Ronald Gideon Ngala School and Vyemani Comprehensive School both serve communities in and around Mombasa’s informal settlements, areas marked by unemployment, single-parent households, and the daily pressures of poverty. Between them, the two schools serve nearly 2,000 students. While Ronald Gideon Ngala benefits from adequate classrooms and a shared community playground, learning resources are scarce at both schools. Many parents, stretched by economic hardship, struggle to see education as a priority, and their children arrive in classrooms carrying the weight of that instability.
Mathematics has long been the subject where learners at these schools have struggled most. Performance data has consistently shown maths scoring lower than any other subject, and the reasons have run deeper than academic difficulty alone. Many students have come from households under significant economic and social strain and have arrived in classrooms with low motivation and limited support at home. In that context, a subject that already feels difficult has become easy to give up on.

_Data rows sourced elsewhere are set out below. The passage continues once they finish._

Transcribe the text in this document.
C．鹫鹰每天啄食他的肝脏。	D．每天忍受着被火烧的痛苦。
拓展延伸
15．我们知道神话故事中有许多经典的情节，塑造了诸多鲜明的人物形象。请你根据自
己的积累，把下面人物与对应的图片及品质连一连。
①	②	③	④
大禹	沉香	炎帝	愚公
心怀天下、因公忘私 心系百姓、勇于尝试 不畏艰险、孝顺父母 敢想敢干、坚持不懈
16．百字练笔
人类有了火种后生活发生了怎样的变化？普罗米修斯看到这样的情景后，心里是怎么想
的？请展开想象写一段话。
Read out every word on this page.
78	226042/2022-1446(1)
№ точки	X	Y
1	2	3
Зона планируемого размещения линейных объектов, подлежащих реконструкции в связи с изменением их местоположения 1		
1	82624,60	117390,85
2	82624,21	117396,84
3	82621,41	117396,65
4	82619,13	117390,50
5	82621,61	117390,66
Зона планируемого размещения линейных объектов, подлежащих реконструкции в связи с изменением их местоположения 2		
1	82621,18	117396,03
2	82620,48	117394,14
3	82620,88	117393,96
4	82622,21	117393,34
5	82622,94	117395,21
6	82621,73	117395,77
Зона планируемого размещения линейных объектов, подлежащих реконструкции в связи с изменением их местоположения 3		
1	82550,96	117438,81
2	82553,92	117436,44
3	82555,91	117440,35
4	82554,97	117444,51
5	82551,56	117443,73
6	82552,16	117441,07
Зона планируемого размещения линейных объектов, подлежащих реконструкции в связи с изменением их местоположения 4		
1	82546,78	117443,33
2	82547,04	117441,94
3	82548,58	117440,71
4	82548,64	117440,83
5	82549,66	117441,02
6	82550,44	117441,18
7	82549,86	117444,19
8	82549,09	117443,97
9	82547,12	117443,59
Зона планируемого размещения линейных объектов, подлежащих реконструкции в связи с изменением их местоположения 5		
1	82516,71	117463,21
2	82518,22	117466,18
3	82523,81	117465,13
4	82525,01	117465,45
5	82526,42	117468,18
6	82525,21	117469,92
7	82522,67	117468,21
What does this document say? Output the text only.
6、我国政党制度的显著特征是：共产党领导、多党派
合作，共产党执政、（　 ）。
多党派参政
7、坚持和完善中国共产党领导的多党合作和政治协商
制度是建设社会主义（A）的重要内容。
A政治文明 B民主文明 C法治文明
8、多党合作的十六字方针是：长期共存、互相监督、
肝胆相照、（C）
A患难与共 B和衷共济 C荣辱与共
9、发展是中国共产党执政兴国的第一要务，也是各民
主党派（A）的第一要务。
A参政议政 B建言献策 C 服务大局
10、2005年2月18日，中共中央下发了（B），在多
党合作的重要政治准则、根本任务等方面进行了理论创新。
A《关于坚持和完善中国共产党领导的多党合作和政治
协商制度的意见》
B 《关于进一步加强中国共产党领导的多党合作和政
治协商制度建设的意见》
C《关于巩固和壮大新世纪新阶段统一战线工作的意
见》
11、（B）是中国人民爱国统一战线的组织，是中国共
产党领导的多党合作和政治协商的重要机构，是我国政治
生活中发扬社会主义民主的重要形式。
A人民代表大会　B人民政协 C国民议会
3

Teachers have observed learners going out of their way to avoid maths altogether: skipping classes, refusing to attempt classwork, and switching off the moment lessons become abstract. Interviews have surfaced a common and telling sentiment — “Maths is too hard, I can’t do this.” Without teaching aids or real-life anchors, mathematical concepts have felt remote and irrelevant, and that disconnection has fed a self-reinforcing cycle of low confidence and poor results.
The Place Value Kit is a hands-on, manipulative-based teaching tool designed by Amina Mohamed, Aisha, and Miswaleh to shift learners’ relationship with mathematics. At its core, the kit uses physical, moveable cards and models to make abstract concepts (place value, borrowing, and the four basic operations) visible and tangible. Rather than working from a blackboard, students drag, arrange, and manipulate the materials themselves, embedding understanding through action.
The kit is built into daily lessons through group problem-solving, student-led demonstrations, and interactive activities that connect mathematical concepts to everyday life. Crucially, it is also designed to improve the relationship between teacher and learner, creating a more collaborative, less intimidating classroom dynamic where maths becomes something done together rather than transmitted from the front of the room.
The Place Value Kit has been implemented across four classrooms and three primary schools. Assessment results show meaningful gains across the board: maths performance has risen from around 65% to 70%, learners’ sense of the relevance of maths to daily life has improved from 50% to around 68%, and the use of play-based activities in lessons has more than doubled, from 3 to 5 sessions per week. Teachers report a marked increase in learner confidence and a genuine shift in attitude towards the subject.